It’s rumored that Mr. Sean Stackley, the long-serving, low-profile Assistant Secretary of the Navy for Research, Development and Acquisition, is contemplating exit strategies. Passed over for Navy Undersecretary, and with Sequestration eating away the research budget, big and ugly first-in-class problems looming for both the Ford Class CVN and the DDG-1000, the F-35…and the festering sore that is the next-gen LCS/Frigate, only a masochist would want to stay.
But the bookish Assistant Secretary is not going to rush for the exit. My sense is that Mr. Stackley’s departure won’t come before early 2016, when Mr. Stackley finally beats Franklin D. Roosevelt’s long-standing record tenure as Navy Assistant Secretary–about seven and a half years.
For an Assistant Secretary, 7.5 years is a long time, and it’s worth taking a few moments to consider Mr. Stackley’s legacy (you know, before Mr. Stackley takes a few months off and is drafted into a higher-level DoD post in some new Administration!).
America’s Fleet is the Fleet Mr. Stackley bought:
Navalists can quibble over the procurement choices made during Mr. Stackley’s tenure all day long. But on the industrial base side, Mr. Stackley has made good use of what funds he was given, positioning America–as best he could–to counter an emerging China or other slow-developing maritime challenge.
Mr. Stackley tried to provide everybody in the business with viable options so they could live to fight another day, leaving, essentially, a functional (albeit a very weak, over-capacity and almost-mothballed) industrial backbone–that could, if sufficiently funded, grow quickly to support a rapid uptick in demand.
Naturally, some sectors have done better than others. One of Mr. Stackley’s crowing achievements has been in tending the sub production line. America’s undersea platform industrial base is perfectly placed for rapid growth. Remember the sturm and drang that the Trident Program unleashed as it got going? In conjunction with the Los Angeles Class build-up? Remember the labor disputes? The poor quality? The near collapse of Electric Boat? That won’t happen as SSBN(X) starts up (sure, labor access and ramp-up is always a challenge, but the sub industrial base is far more prepared now).
As for Mr. Stackley’s legacy, it all depends upon just when (or if) China decides to become a belligerent player on the open seas, and when (or if) China starts being perceived by the public as a direct threat to the United States.
If the transition from non-threat to threat is relatively slow in developing, Mr. Stackley will be a hero for maintaining America’s naval industrial base. It the threat doesn’t materialize, Mr. Stackley will be fondly remembered for his skill at keeping the industry afloat for as long as he did.

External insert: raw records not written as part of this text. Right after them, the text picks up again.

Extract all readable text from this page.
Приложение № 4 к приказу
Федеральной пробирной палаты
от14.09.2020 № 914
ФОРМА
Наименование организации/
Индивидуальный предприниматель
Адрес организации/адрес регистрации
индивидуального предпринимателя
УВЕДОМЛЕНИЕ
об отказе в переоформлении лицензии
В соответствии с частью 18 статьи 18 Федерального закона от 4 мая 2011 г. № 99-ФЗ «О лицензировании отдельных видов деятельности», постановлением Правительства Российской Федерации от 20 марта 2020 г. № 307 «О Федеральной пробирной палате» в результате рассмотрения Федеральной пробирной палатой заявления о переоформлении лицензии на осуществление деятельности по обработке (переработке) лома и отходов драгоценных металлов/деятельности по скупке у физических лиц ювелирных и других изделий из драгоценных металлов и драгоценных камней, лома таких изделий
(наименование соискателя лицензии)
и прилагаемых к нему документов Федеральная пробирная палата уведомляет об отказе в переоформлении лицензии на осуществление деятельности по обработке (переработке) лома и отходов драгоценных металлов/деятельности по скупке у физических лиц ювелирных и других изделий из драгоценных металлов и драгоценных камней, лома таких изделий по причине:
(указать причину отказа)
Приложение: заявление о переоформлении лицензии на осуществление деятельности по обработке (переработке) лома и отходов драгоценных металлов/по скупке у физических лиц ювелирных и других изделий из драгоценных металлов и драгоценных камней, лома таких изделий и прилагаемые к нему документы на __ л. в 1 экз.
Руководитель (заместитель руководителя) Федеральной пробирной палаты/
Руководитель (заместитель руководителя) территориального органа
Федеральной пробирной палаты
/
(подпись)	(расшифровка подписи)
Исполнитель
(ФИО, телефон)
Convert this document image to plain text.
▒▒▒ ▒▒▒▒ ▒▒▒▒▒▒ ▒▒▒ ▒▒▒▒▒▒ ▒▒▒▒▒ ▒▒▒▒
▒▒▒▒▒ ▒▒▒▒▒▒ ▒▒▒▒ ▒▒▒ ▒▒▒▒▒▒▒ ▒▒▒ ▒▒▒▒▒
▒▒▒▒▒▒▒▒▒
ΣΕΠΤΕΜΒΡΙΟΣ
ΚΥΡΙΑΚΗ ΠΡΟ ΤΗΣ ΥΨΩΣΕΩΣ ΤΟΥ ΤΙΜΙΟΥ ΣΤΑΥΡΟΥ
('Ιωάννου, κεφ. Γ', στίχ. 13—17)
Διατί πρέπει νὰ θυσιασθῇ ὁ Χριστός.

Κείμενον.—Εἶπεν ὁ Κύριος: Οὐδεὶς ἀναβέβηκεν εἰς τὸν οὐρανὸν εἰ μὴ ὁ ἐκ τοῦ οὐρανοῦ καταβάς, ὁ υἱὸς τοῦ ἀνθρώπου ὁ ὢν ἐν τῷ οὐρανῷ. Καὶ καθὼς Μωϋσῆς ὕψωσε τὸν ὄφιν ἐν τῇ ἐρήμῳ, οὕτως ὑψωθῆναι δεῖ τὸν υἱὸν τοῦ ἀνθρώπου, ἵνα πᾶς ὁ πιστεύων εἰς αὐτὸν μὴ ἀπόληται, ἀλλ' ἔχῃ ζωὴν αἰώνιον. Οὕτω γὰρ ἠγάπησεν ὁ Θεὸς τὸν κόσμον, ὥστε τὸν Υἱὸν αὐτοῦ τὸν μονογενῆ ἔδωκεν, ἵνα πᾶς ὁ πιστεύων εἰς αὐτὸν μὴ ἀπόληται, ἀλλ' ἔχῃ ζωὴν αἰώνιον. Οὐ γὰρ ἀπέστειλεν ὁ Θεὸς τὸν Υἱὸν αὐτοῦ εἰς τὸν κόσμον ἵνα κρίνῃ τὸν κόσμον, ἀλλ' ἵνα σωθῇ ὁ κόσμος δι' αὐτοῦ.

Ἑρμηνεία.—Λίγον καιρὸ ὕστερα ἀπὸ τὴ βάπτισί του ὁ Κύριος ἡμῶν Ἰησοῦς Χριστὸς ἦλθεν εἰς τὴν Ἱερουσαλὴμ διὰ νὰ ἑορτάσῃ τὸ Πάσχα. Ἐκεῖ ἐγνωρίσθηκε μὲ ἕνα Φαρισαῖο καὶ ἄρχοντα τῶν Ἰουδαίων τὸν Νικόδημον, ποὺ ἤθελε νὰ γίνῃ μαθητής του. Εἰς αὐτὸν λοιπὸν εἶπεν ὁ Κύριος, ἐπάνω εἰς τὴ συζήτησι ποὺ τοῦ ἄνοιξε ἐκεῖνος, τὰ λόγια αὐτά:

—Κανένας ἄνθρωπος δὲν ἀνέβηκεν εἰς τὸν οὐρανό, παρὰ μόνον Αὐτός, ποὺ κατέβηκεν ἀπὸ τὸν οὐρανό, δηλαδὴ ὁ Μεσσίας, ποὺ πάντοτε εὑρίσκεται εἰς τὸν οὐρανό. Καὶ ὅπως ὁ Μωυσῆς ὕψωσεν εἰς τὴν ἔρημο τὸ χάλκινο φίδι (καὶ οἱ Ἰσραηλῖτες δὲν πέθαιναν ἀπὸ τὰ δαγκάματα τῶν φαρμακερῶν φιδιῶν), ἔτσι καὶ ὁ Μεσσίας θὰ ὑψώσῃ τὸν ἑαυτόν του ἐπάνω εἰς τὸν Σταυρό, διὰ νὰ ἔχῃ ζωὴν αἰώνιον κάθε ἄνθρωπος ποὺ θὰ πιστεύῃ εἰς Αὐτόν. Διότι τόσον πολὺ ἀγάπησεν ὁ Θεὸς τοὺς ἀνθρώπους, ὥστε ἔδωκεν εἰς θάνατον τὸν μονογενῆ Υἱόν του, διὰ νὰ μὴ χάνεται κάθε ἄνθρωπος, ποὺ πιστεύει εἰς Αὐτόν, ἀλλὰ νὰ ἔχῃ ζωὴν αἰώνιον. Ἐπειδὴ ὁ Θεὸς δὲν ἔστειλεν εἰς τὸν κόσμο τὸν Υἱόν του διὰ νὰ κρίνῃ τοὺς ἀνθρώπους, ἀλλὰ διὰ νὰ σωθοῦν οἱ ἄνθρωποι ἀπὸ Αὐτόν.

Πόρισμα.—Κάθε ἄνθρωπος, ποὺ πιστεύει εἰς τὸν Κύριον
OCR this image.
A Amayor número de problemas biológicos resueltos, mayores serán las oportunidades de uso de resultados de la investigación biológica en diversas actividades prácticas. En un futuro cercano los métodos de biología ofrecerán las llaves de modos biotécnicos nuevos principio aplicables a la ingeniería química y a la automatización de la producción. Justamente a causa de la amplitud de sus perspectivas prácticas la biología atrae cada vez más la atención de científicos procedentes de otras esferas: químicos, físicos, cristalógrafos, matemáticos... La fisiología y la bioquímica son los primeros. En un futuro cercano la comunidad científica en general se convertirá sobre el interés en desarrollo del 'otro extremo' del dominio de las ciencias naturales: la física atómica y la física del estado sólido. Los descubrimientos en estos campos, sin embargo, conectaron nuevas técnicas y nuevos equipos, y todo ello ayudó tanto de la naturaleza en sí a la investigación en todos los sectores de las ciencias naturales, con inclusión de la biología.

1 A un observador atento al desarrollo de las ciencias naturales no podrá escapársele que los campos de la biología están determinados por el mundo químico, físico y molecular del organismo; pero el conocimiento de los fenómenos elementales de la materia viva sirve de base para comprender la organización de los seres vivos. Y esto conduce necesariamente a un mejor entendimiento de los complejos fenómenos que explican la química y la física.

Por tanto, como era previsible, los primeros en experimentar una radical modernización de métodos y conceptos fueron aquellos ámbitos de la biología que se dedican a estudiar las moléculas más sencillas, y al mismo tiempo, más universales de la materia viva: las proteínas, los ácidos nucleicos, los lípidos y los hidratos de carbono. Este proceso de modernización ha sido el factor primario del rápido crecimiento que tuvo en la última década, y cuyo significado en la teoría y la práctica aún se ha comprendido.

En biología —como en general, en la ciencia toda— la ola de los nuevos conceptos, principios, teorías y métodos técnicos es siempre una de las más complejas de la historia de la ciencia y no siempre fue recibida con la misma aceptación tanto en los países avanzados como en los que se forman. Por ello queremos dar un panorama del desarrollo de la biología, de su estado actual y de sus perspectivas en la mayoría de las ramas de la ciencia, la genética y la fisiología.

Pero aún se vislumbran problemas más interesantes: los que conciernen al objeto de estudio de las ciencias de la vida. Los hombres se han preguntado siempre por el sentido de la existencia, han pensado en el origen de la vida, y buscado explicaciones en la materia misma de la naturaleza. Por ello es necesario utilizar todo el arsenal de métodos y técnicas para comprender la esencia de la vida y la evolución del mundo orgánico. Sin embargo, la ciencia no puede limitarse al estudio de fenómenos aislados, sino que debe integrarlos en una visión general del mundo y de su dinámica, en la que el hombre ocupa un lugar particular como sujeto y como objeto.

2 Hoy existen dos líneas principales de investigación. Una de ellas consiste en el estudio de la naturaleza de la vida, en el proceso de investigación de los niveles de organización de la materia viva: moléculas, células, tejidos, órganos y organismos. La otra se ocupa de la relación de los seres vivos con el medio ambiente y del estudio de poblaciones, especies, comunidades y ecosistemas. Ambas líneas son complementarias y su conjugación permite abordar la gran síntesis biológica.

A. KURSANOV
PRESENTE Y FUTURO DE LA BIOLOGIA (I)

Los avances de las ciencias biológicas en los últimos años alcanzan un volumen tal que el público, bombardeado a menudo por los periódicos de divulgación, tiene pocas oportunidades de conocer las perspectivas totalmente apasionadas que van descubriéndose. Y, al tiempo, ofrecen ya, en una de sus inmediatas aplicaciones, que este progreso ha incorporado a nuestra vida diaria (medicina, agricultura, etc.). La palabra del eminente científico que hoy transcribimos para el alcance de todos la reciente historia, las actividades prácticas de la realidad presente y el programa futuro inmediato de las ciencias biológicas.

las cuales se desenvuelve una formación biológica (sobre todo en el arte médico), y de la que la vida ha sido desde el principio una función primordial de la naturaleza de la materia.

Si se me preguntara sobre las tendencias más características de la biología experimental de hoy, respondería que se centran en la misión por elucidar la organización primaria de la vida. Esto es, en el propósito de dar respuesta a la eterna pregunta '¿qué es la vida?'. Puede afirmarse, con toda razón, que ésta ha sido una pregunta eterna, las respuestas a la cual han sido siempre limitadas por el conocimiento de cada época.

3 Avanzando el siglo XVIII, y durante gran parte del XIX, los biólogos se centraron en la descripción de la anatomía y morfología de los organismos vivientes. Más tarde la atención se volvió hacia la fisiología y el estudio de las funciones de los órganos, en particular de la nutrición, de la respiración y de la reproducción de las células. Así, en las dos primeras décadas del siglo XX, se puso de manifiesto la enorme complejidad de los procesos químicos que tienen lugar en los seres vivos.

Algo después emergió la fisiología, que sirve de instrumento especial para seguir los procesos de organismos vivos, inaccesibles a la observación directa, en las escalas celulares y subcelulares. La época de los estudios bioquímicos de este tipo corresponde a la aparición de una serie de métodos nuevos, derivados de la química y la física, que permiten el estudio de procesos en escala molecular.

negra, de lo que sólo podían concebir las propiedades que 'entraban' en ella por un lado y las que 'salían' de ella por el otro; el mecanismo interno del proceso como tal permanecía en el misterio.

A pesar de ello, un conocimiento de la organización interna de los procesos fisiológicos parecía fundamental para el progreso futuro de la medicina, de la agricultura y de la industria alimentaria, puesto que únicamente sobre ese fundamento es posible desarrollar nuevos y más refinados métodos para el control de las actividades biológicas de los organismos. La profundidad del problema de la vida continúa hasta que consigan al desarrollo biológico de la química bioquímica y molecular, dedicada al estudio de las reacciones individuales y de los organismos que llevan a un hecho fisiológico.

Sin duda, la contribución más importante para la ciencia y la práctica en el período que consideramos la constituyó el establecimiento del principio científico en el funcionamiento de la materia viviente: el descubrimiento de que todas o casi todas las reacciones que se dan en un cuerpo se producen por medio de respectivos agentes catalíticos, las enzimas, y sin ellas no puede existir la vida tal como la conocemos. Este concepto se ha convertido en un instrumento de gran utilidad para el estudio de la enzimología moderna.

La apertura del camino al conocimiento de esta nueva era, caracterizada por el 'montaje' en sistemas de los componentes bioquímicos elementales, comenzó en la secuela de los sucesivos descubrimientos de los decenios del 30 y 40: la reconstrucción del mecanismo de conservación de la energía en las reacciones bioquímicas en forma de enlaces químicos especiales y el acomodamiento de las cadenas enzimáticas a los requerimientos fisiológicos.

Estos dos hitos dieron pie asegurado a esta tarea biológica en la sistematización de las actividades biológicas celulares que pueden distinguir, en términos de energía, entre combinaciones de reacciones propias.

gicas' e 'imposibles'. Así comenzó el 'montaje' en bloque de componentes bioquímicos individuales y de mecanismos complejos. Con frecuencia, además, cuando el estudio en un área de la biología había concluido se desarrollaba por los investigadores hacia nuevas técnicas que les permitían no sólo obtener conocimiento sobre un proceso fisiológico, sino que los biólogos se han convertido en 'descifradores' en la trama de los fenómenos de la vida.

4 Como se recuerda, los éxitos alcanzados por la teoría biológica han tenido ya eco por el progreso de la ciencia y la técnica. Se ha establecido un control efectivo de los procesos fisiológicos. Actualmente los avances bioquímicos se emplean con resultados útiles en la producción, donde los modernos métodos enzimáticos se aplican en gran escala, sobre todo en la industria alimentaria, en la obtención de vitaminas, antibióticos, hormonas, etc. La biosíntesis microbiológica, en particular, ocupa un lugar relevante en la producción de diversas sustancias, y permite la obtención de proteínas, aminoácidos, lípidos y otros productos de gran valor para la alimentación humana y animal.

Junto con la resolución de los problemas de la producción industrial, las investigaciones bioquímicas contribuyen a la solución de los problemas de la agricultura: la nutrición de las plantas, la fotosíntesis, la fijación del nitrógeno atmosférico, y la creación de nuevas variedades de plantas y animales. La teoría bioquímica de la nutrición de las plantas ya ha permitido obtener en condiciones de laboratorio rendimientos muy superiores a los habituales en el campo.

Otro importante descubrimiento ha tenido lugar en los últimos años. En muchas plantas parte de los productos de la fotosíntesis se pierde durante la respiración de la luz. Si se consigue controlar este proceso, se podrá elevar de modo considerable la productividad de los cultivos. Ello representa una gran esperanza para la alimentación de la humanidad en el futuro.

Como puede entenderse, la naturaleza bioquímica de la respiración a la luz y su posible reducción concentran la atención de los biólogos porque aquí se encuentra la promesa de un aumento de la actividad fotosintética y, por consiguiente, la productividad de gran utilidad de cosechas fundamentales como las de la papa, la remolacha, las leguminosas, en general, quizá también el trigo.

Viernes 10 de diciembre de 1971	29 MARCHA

But…If relations with China remain peaceful for, say, another five years, only to deteriorate suddenly, then Mr. Stackley’s legacy will not be a positive one.
The question for historians will be whether Mr. Stackley’s legacy of providing “viable” (if not totally palatable) industrial base options was the appropriate route. Given the strategic challenges, a more Lehman-like confrontational approach might have been better (which is something that should be worth discussing if when Mr. Stackley is nominated for higher office).
Anyway, it all may have been out of Mr. Stackley’s capable hands–such a tactic would have demanded gutsy leadership, and would have only worked with some top-cover from higher-level folks in DoD and the Administration (and they certainly didn’t want to pick a fight).
Precipitating an industrial base crisis–where a large component of the shipbuilding industrial base might need to be sacrificed–would have been a far more risky route, but, that said, an industrial base crisis might have pushed the American taxpayer (and Congress) to better understand the potentially ugly geopolitical challenges out there–and spur them to take adequate measures to prepare for a longer term strategic challenge.
Or not.
My sense is the Nation will miss Mr. Stackley’s option-laden care-taker approach. And I suspect, that after such a long and behind-the-scenes tenure, the Defense community has long taken Mr. Stackley for granted.
Industry has about a year to prepare for Mr. Stackley’s departure, and they’d be wise to start right now. It’s going to be a particularly rough ride when Mr. Stackley finally does retire, and–mark my words–the tenure of Mr. Stackley’s replacement will be nasty, brutish and short.